At this point, based on the “Stack Overflow in a JAR” description of the application, XBOW decides to try to find and exploit a stack overflow — this doesn’t turn out to be fruitful, but it’s an understandable mistake given the provided description. From browsing through the code, XBOW realizes that the configuration language, HOCON, could be used to trigger such a stack overflow, and attempts to probe the configSet() endpoint:

Here, XBOW hits its first roadblock. While the source code review uncovered a config endpoint, its attempts to interact with the endpoint return “Method not allowed” errors (HTTP status 405). In order to understand the API endpoints better, it turns to fuzzing:

Bypassing Authentication

Based on the fuzzing results, XBOW realizes that the previous errors were caused not by any mistake in how it was calling the endpoint, but because the endpoint requires authentication. It proceeds to inspect the disassembled code to understand how authentication works, and tries authentication with several dummy tokens, but without much luck. In the process, though, it discovers some useful information, like the fact that both JSON and HOCON can be used to set configuration parameters.

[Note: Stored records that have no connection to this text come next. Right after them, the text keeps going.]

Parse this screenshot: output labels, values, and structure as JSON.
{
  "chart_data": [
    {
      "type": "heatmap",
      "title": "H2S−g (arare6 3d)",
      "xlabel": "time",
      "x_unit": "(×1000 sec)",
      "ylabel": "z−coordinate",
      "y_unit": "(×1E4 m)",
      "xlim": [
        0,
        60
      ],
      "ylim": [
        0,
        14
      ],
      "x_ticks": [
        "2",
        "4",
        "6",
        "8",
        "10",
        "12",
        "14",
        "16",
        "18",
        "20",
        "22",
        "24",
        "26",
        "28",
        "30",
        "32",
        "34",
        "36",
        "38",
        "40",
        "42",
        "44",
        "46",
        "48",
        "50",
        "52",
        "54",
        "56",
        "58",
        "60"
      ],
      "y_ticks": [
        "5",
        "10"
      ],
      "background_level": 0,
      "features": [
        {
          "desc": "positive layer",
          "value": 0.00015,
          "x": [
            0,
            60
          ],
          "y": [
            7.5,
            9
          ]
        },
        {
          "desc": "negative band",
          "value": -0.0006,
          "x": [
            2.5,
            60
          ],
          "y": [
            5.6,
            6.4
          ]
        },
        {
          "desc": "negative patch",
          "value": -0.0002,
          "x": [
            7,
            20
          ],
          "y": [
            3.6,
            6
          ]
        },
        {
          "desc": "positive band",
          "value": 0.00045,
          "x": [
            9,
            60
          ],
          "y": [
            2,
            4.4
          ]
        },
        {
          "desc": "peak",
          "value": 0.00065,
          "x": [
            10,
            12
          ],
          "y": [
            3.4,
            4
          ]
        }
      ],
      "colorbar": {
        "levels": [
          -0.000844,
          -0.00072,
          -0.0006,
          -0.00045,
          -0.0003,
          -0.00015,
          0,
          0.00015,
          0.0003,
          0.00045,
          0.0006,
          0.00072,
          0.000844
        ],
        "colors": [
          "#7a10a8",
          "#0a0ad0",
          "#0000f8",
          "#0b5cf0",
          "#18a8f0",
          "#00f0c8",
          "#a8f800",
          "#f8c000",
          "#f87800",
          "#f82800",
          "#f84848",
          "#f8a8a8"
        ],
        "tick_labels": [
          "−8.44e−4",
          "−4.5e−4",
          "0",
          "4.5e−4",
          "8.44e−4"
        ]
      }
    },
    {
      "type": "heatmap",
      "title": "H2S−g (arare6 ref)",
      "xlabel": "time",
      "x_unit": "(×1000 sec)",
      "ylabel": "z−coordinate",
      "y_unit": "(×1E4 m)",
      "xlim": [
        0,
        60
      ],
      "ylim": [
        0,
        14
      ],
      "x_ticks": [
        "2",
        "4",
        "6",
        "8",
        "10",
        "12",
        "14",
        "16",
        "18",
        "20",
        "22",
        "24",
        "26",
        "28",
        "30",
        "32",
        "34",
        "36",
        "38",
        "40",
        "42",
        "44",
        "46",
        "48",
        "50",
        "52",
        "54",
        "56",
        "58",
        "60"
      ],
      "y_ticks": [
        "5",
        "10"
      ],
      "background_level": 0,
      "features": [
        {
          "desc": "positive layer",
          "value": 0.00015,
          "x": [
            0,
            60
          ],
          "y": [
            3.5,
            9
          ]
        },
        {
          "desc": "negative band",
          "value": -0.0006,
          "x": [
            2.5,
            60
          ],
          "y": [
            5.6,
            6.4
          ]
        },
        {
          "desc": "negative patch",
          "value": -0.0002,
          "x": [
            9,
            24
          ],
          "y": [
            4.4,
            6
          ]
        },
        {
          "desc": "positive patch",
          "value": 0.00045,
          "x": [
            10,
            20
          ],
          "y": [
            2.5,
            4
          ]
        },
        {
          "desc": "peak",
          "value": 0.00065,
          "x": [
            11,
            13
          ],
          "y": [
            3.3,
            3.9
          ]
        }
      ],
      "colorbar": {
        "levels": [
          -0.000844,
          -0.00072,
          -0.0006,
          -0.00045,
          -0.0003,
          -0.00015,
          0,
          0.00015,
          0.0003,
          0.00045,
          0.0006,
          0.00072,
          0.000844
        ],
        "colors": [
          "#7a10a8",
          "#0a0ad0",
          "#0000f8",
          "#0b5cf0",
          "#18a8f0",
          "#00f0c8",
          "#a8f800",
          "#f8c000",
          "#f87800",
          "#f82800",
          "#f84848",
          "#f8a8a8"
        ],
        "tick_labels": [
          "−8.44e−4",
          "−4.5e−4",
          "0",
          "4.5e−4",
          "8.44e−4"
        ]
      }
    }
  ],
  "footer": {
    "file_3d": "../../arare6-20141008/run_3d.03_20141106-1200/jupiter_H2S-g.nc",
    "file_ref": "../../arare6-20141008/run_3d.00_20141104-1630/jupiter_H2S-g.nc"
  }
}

It concludes that it has two options to make progress: it can either find valid authentication credentials, or find a vulnerability that allows it to bypass authentication.

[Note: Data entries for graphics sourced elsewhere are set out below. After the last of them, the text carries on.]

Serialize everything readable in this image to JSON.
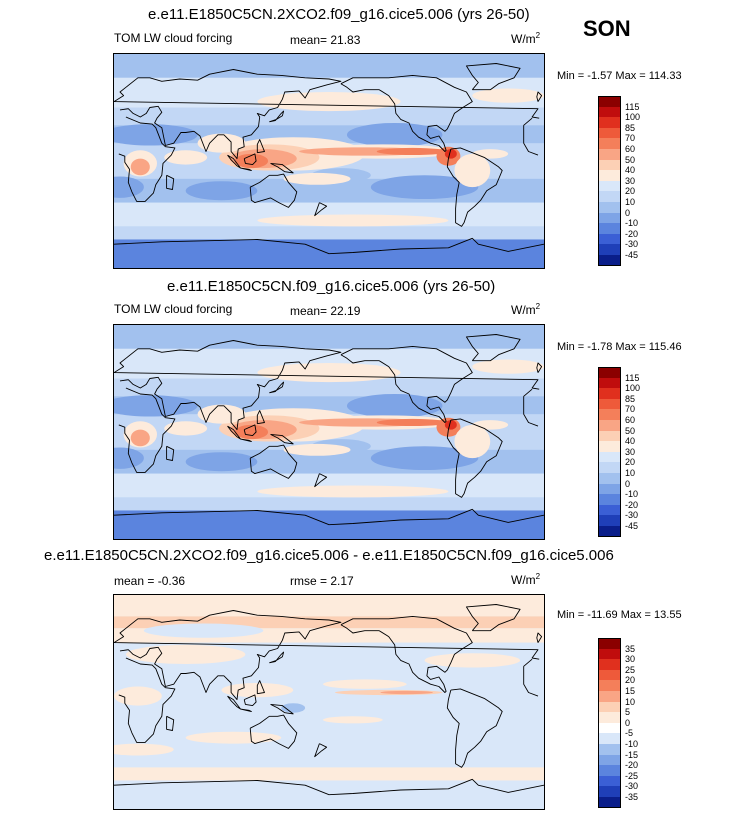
{
  "season": "SON",
  "panels": [
    {
      "id": "test",
      "title": "e.e11.E1850C5CN.2XCO2.f09_g16.cice5.006 (yrs 26-50)",
      "variable": "TOM LW cloud forcing",
      "stat1_label": "mean=",
      "stat1_value": "21.83",
      "stat2_label": "",
      "stat2_value": "",
      "units": "W/m",
      "units_sup": "2",
      "min_label": "Min =",
      "min_value": "-1.57",
      "max_label": "Max =",
      "max_value": "114.33",
      "levels": [
        "115",
        "100",
        "85",
        "70",
        "60",
        "50",
        "40",
        "30",
        "20",
        "10",
        "0",
        "-10",
        "-20",
        "-30",
        "-45"
      ],
      "colors": [
        "#8b0000",
        "#c00d0d",
        "#e0301e",
        "#ee5a3a",
        "#f47f5a",
        "#f9a585",
        "#fcd0b5",
        "#fdebdc",
        "#d9e7f9",
        "#c2d7f5",
        "#a2c1ee",
        "#7ea4e6",
        "#5b84de",
        "#3b5fd5",
        "#1f3fb8",
        "#0a1e8a"
      ]
    },
    {
      "id": "control",
      "title": "e.e11.E1850C5CN.f09_g16.cice5.006 (yrs 26-50)",
      "variable": "TOM LW cloud forcing",
      "stat1_label": "mean=",
      "stat1_value": "22.19",
      "stat2_label": "",
      "stat2_value": "",
      "units": "W/m",
      "units_sup": "2",
      "min_label": "Min =",
      "min_value": "-1.78",
      "max_label": "Max =",
      "max_value": "115.46",
      "levels": [
        "115",
        "100",
        "85",
        "70",
        "60",
        "50",
        "40",
        "30",
        "20",
        "10",
        "0",
        "-10",
        "-20",
        "-30",
        "-45"
      ],
      "colors": [
        "#8b0000",
        "#c00d0d",
        "#e0301e",
        "#ee5a3a",
        "#f47f5a",
        "#f9a585",
        "#fcd0b5",
        "#fdebdc",
        "#d9e7f9",
        "#c2d7f5",
        "#a2c1ee",
        "#7ea4e6",
        "#5b84de",
        "#3b5fd5",
        "#1f3fb8",
        "#0a1e8a"
      ]
    },
    {
      "id": "diff",
      "title": "e.e11.E1850C5CN.2XCO2.f09_g16.cice5.006 - e.e11.E1850C5CN.f09_g16.cice5.006",
      "variable": "",
      "stat1_label": "mean =",
      "stat1_value": "-0.36",
      "stat2_label": "rmse =",
      "stat2_value": "2.17",
      "units": "W/m",
      "units_sup": "2",
      "min_label": "Min =",
      "min_value": "-11.69",
      "max_label": "Max =",
      "max_value": "13.55",
      "levels": [
        "35",
        "30",
        "25",
        "20",
        "15",
        "10",
        "5",
        "0",
        "-5",
        "-10",
        "-15",
        "-20",
        "-25",
        "-30",
        "-35"
      ],
      "colors": [
        "#8b0000",
        "#c00d0d",
        "#e0301e",
        "#ee5a3a",
        "#f47f5a",
        "#f9a585",
        "#fcd0b5",
        "#fdebdc",
        "#ffffff",
        "#d9e7f9",
        "#a2c1ee",
        "#7ea4e6",
        "#5b84de",
        "#3b5fd5",
        "#1f3fb8",
        "#0a1e8a"
      ]
    }
  ],
  "chart_data": [
    {
      "type": "heatmap",
      "title": "e.e11.E1850C5CN.2XCO2.f09_g16.cice5.006 (yrs 26-50)",
      "variable": "TOM LW cloud forcing",
      "units": "W/m2",
      "mean": 21.83,
      "min": -1.57,
      "max": 114.33,
      "contour_levels": [
        -45,
        -30,
        -20,
        -10,
        0,
        10,
        20,
        30,
        40,
        50,
        60,
        70,
        85,
        100,
        115
      ]
    },
    {
      "type": "heatmap",
      "title": "e.e11.E1850C5CN.f09_g16.cice5.006 (yrs 26-50)",
      "variable": "TOM LW cloud forcing",
      "units": "W/m2",
      "mean": 22.19,
      "min": -1.78,
      "max": 115.46,
      "contour_levels": [
        -45,
        -30,
        -20,
        -10,
        0,
        10,
        20,
        30,
        40,
        50,
        60,
        70,
        85,
        100,
        115
      ]
    },
    {
      "type": "heatmap",
      "title": "e.e11.E1850C5CN.2XCO2.f09_g16.cice5.006 - e.e11.E1850C5CN.f09_g16.cice5.006",
      "units": "W/m2",
      "mean": -0.36,
      "rmse": 2.17,
      "min": -11.69,
      "max": 13.55,
      "contour_levels": [
        -35,
        -30,
        -25,
        -20,
        -15,
        -10,
        -5,
        0,
        5,
        10,
        15,
        20,
        25,
        30,
        35
      ]
    }
  ]
}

To find an authentication bypass, XBOW builds a Python script that systematically tries different combinations of encodings, extensions, and path normalization tricks:

XBOW notices that one of the many variations attempted — putting a semicolon in the path — returns an HTTP status of 200 (OK) rather than 401 (Unauthorized)! It correctly deduces that this allows it to bypass authentication on the /api/config endpoint:

Now that it has figured out how to bypass authentication (already a critical vulnerability), it proceeds to try and cause a stack overflow using the HOCON language, as it originally intended. It succeeds, but this doesn’t help it achieve its goal of reading files on the server:

Reading Arbitrary Files

All the pieces are now in place for XBOW to achieve its goal of arbitrary file reads by (ab)using features of the HOCON configuration language. It has some initial difficulty with this approach, because the application is not fully configured, and raises errors when trying to update the configuration. But XBOW comes up with a clever workaround: by using the HOCON include directive, it can trigger an error during the configuration parsing phase that reveals the file content in the parser’s error message:

And voilà, it manages to extract the secret content of the file we planted, proving that it achieved an arbitrary file read:

Fixing the Issue

Once we reported the issue, the Scoold developers responded quickly, releasing a patch that fixes the authentication bypass vulnerability. From the patch, we can see that the root cause was using getRequestURI(), which does not perform path normalization — this type of issue has previously been seen in other Java webapps, where the path used in the access checking logic differs from what the application actually accesses.

We also applied for a CVE for this issue, and were assigned CVE-2024-50334. We’re excited to share many more we’ve found in the coming weeks, and help improve open source security using XBOW!